Solnit’s explorations shimmer with insight, from her description of: “the mother who gave herself away to everyone or someone and tried to get herself back from a daughter” to the passing observation that Mary Wollstonecraft, the mother of Frankenstein’s maker, “died of birth,” to the pronouncement that “Books are solitudes in which we meet.”
Everything is pregnant with its opposite. A mother with Alzheimer’s, for instance, is the nearby faraway. So it’s fitting, perhaps, to close this review not with a discussion of the satisfying ending but instead with the table of contents. That page is laid out so the type forms a sideways V, like a flock flying home or away — a journey that’s transformed in its recursion.

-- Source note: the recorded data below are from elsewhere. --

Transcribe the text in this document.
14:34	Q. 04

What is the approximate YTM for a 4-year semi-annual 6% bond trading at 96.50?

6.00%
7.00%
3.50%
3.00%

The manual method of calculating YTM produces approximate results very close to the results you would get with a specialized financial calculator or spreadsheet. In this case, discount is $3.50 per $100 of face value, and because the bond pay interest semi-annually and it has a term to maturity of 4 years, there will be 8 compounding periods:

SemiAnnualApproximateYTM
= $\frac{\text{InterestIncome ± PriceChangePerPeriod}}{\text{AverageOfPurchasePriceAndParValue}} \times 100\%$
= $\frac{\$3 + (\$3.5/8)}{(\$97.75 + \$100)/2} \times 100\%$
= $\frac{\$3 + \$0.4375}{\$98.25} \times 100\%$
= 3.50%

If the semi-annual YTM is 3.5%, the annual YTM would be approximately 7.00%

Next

The first and last chapters share a title (“Apricots”), as do the second and penultimate (“Mirrors”), the third in and third out (“Ice”) and so on; the next-to-middle most chapters are “Wound” and “Unwound.” Only the central chapter, “Knot,” is paradoxically not doubled. The appearance of the page itself suggests duality. That V could be an arrow of instinctive formation — or it could, on second look, be a wishbone, an avian clavicle we crack in half for fortune, a future we desire to write.
“All stories are really fragments of one story,” Solnit writes, “the metamorphoses.” In The Faraway Nearby, as with all good tales, it is the reader who is changed.
Dawn Raffel reviewed this book for The San Francisco Chronicle.